Vers le soir, Tambour revint d’une promenade avec un papier caché dans son collier. M. de Réthel était averti de se tenir prêt à partir le lendemain. On avait fait une visite domiciliaire à la maison d’Herblay dès le matin, et on était convaincu qu’il était rentré dans Paris. Les manières et la physionomie du comte étaient déjà changées. Il ne restait plus rien de la violence et de l’âpreté qu’il avait montrées la veille. À le voir, on l’eût pris pour un homme du meilleur monde en visite chez un voisin de campagne. Jamais son regard n’avait été plus tranquille et sa mise plus soignée. Il s’assit devant la table et écrivit quelques lettres. Quand il eut fini, il regarda Georges :

« J’avais quelque envie de vous prier d’inviter Mme de Réthel à dîner, dit-il.
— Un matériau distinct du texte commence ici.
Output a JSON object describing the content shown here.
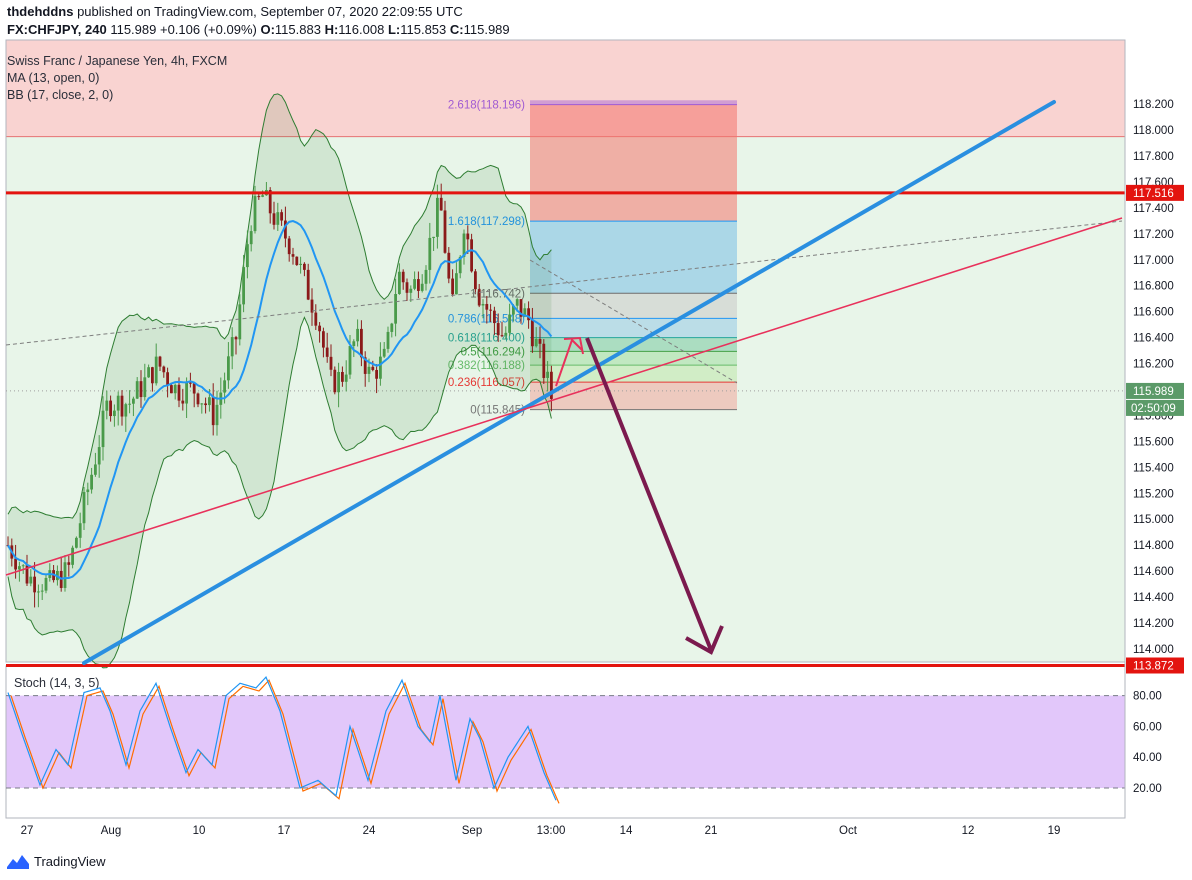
{
  "header": {
    "author": "thdehddns",
    "published": "published on TradingView.com, September 07, 2020 22:09:55 UTC",
    "symbol": "FX:CHFJPY, 240",
    "last": "115.989",
    "change": "+0.106 (+0.09%)",
    "o_label": "O:",
    "o": "115.883",
    "h_label": "H:",
    "h": "116.008",
    "l_label": "L:",
    "l": "115.853",
    "c_label": "C:",
    "c": "115.989"
  },
  "legend": {
    "title": "Swiss Franc / Japanese Yen, 4h, FXCM",
    "ma": "MA (13, open, 0)",
    "bb": "BB (17, close, 2, 0)"
  },
  "brand": {
    "name": "TradingView"
  },
  "colors": {
    "up_candle": "#4a9a4a",
    "down_candle": "#8b1a1a",
    "ma_line": "#2196f3",
    "bb_band": "#2e7d32",
    "trend_blue": "#2a8fe0",
    "trend_red": "#e8315b",
    "level_red": "#e3140f",
    "arrow": "#7b1a4e",
    "stoch_k": "#2196f3",
    "stoch_d": "#ff6d00",
    "stoch_band": "#e2c7fa"
  },
  "chart_data": [
    {
      "type": "candlestick",
      "instrument": "FX:CHFJPY",
      "timeframe": "240",
      "y_range": [
        114.04,
        118.23
      ],
      "y_ticks": [
        "118.200",
        "118.000",
        "117.800",
        "117.600",
        "117.400",
        "117.200",
        "117.000",
        "116.800",
        "116.600",
        "116.400",
        "116.200",
        "116.000",
        "115.800",
        "115.600",
        "115.400",
        "115.200",
        "115.000",
        "114.800",
        "114.600",
        "114.400",
        "114.200",
        "114.000"
      ],
      "x_ticks": [
        "27",
        "Aug",
        "10",
        "17",
        "24",
        "Sep",
        "13:00",
        "14",
        "21",
        "Oct",
        "12",
        "19"
      ],
      "x_tick_dates": [
        "2020-07-27",
        "2020-08-03",
        "2020-08-10",
        "2020-08-17",
        "2020-08-24",
        "2020-09-01",
        "2020-09-07 13:00",
        "2020-09-14",
        "2020-09-21",
        "2020-10-01",
        "2020-10-12",
        "2020-10-19"
      ],
      "horizontal_levels": [
        {
          "label": "117.516",
          "value": 117.516
        },
        {
          "label": "113.872",
          "value": 113.872
        }
      ],
      "last_price_label": "115.989",
      "countdown_label": "02:50:09",
      "fibonacci": [
        {
          "label": "2.618(118.196)",
          "ratio": 2.618,
          "value": 118.196
        },
        {
          "label": "1.618(117.298)",
          "ratio": 1.618,
          "value": 117.298
        },
        {
          "label": "1(116.742)",
          "ratio": 1,
          "value": 116.742
        },
        {
          "label": "0.786(116.548)",
          "ratio": 0.786,
          "value": 116.548
        },
        {
          "label": "0.618(116.400)",
          "ratio": 0.618,
          "value": 116.4
        },
        {
          "label": "0.5(116.294)",
          "ratio": 0.5,
          "value": 116.294
        },
        {
          "label": "0.382(116.188)",
          "ratio": 0.382,
          "value": 116.188
        },
        {
          "label": "0.236(116.057)",
          "ratio": 0.236,
          "value": 116.057
        },
        {
          "label": "0(115.845)",
          "ratio": 0,
          "value": 115.845
        }
      ],
      "resistance_zone": [
        117.95,
        118.23
      ]
    },
    {
      "type": "line",
      "title": "Stoch (14, 3, 5)",
      "y_range": [
        0,
        100
      ],
      "y_ticks": [
        "80.00",
        "60.00",
        "40.00",
        "20.00"
      ],
      "bands": [
        20,
        80
      ]
    }
  ]
}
— Le voulez-vous ? dit Georges ; elle sera ici dans un instant.

— Non, j’ai réfléchi ; ce serait imprudent, et puis je craindrais de m’attendrir ; il pourrait se faire que je ne la revisse jamais ! »

Georges posa sa main sur le bras du comte.

« Il en est temps encore ; vous avez une femme qui mérite tout le cœur, toute la vie d’un homme : arrêtez-vous ! »

Les yeux de M. de Réthel parurent s’humecter.

« C’est vous qui m’y engagez ? Reprit-il.

— Ah ! c’est une lettre ! » dit Georges.

— Oui, et du plus profond de mon âme…. pour elle, pour vous…. »

Olivier lui serra la main. « Pour moi, c’est possible ; pour elle !… » Il secoua la tête et sourit. « Il est trop tard…. N’en parlons plus, » dit-il.